Les voy a contar un cuento, que para eso acabamos de celebrar el día del libro infantil y juvenil. No se convertirá en clásico, seguro, como sí lo hicieron los muchos que escribió Hans Christian Andersen, en cuyo nombre se celebra esta efeméride. El que van a leer, insisto, no estará a la altura de ninguno del autor danés. Con que les entretenga y saquen algún tipo de moraleja me conformo.

Érase una vez un planeta en el que vivían millones de personas. Se hacían llamar humanos y se repartían pedazos de tierra para construir un lugar donde comer y dormir. Trabajaban mucho porque así obtenían un papel que les servía para intercambiar cosas. Le llamaban dinero. Cada vez les preocupaba más acumularlo. Decían que con él podían gozar de mayores comodidades: irse de vacaciones, comprarse coches, viajar.

En este reto personal y colectivo se encontraban inmersos cuando un día, sin previo aviso, se toparon con un imprevisto. Un virus. Un tal Sars-Cov-2. Infectó y mató a millones de humanos de ese mundo. Les obligó a modificar su vida, sus costumbres, sus planes. Sufrieron mucho. Perdieron a seres queridos. Prácticamente todos sintieron que aquel era un castigo injusto y excesivo. Por eso, en los meses más duros, se prometieron valorar más las cosas no materiales, aplaudir el esfuerzo de sus congéneres. Ser mejores, en definitiva.

Pero llegó el remedio contra el virus. Y lo que iba a ser su salvación se convirtió en condena. El mismo bicho que les hizo progresar y aspirar a perfeccionar la especie les llevó por el camino de la avaricia y el egoísmo. Algunos acapararon el mayor número de pócimas mágicas posible sin preocuparse por si les faltaría a otros humanos. Otros engañaron a países enteros haciéndoles creer que les entregarían las dosis necesarias cuando las requirieran. Hubo hasta quien negoció a escondidas para los de su casa, ni siquiera para sus vecinos, menos afortunados y más vulnerables.

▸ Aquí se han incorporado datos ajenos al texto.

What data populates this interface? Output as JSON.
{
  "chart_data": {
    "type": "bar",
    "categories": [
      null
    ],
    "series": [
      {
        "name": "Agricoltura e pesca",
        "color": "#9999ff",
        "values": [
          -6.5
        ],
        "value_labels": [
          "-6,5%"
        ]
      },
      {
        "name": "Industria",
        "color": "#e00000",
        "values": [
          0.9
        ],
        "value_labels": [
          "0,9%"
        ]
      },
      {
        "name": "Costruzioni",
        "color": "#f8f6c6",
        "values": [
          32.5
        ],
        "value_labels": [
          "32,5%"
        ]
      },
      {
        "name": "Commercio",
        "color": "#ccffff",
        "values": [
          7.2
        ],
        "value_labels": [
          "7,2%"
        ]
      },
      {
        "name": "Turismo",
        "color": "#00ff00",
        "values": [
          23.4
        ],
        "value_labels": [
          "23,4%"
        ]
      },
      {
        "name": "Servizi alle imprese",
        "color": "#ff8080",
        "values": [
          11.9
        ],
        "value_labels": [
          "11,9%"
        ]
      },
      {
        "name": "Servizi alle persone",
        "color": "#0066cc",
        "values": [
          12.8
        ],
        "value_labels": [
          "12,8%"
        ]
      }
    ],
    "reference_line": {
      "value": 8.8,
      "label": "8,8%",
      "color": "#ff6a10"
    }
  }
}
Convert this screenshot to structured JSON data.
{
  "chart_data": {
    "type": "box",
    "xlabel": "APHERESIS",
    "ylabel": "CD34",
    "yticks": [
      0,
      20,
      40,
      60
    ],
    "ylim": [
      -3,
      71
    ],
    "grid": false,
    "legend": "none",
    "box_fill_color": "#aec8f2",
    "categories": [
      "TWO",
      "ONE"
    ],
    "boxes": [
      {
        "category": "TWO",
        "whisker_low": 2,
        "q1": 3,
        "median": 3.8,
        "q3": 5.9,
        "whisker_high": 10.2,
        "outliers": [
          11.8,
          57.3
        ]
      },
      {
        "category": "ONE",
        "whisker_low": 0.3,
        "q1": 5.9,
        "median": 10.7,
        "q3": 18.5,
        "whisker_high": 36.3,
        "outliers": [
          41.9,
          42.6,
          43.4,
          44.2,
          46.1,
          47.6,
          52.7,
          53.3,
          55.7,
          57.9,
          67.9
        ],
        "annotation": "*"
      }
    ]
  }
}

A pesar de este episodio de insolidaridad, la humanidad acabó dándose cuenta de que ese comportamiento no le llevaba a ningún sitio. Se percató de que en ese mundo estaban todos interconectados. Cada vez más. Viajaban constantemente de un territorio a otro, disfrutando de lo que encontraban en cada uno de ellos, conociendo la bondad de sus gentes. Intercambiaban experiencias y conocimientos, construyendo, sumando entre todos. Entonces decidieron compartir, distribuir y concordar. Y optaron por instaurarlo como comportamiento internacional oficial para todo tipo de asuntos, toda forma de negociación. Asumieron que el bienestar colectivo acaba contribuyendo al individual.

Y así, colorín colorado, esta pandemia se ha acabado.